Once you’ve got the interview scheduled, find out what interview platform they’ll be using and spend some time learning how it works, especially if you’ll need to use any features like screen sharing. Check the link ahead of time. Make sure you have a backup plan in case the technology fails. Create the best conditions for the technology and connection to work.  

  1. Make Yourself Presentable 

Your goal is to appear professional in front of the camera. You don’t need to wear a suit jacket — that would be overdressing and unnecessary. Select a background that is neutral for your interview (it probably goes without saying to avoid one of those virtual beach backgrounds). If you can show a professional-looking space in the background, it can help to humanize you, and it’s preferable to being right up against a wall. A blank wall is best, as it is less risky in terms of interruptions or accidentally displaying a messy room. You should also think about standing during the interview. 

  1. Practice giving your responses  

Go over the possible answers to common questions and practice giving your responses. When we are nervous, we begin to monitor ourselves. You’re likely to become distracted during the interview because you’ll be able to see your own image as you speak. Staring at a face, particularly your own, will cause you to lose your train of thought. Make sure to practice in the location where you intend to have the interview conducted so you can see how you look. If you can’t stop staring at yourself while practicing, you should close the window with your image in it.

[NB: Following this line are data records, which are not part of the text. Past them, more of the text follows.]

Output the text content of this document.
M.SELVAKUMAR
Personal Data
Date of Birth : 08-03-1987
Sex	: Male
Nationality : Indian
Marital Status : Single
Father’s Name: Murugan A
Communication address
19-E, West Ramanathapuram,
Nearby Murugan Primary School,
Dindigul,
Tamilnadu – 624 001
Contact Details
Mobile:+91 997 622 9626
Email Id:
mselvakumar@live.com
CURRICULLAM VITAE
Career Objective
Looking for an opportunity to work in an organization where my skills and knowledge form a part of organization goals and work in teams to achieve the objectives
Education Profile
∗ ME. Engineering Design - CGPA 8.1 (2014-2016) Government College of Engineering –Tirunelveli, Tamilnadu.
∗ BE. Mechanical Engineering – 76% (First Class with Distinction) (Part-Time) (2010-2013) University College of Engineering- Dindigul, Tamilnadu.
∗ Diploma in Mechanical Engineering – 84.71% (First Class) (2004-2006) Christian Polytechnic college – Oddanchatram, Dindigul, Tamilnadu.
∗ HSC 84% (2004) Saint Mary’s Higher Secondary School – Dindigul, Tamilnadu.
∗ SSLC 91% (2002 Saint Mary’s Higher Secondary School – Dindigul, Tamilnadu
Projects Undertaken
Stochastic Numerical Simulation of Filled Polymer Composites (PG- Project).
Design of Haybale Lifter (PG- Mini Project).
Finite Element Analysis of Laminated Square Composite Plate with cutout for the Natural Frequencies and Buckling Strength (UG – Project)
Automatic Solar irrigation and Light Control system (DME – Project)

You don’t want to be so self-conscious that it becomes distracting. However, it can be useful to look at yourself from time to time during the interview to ensure that your hair is not out of place or anything like that. 

  1. Maintain a friendly manner during the interview 

People are more eager to connect with colleagues on an emotional level as a result of the challenging situation nowadays, and your interviewer may have a higher expectation of how much friendliness you maintain during the interview. I recommend that you follow the interviewer’s lead on small talk, but it may be appropriate to ask how they and their team are doing right now. And be prepared to respond to the same question if it is posed to you. You can say “Thank you for asking,” or “I’m doing as well as I can, given the circumstances”. There is no need to go into unnecessary detail. 

  1. Inquire related questions 

When given the opportunity to ask questions during the interview, ask all the usual questions, such as “What are your expectations for this role?” or “How will you measure success for the position?”. Be sure to also inquire about their virtual onboarding process, specifically, “How will they assist new hires in getting acclimatised to remote work?”. 

Positive mindset is the key 

Remember that you will not receive the same kind of non-verbal information from the interviewer in a remote interview. There is a lot of research that shows that when we don’t get feedback, we tend to be negative. “This isn’t going well,” we think. So, practice staying positive and assuming the best is going to happen ahead of time. You may have a mantra that you repeat to yourself when you begin to doubt your abilities. Alternatively, you could sit quietly for five minutes before the interview begins and mentally go over all the reasons why the interview is likely to go well. 

Finding a new suitable remote job is challenging today, but you must be brave enough at least to try it out, so be easy on yourself. You’re probably not out of work because of anything you did, and countless other people are in the same boat as you. The good times will return, and in the meantime, remember that you’re doing your best. Most importantly, maintain self-compassion throughout this process. It’s best to always be kind to yourself! Good luck!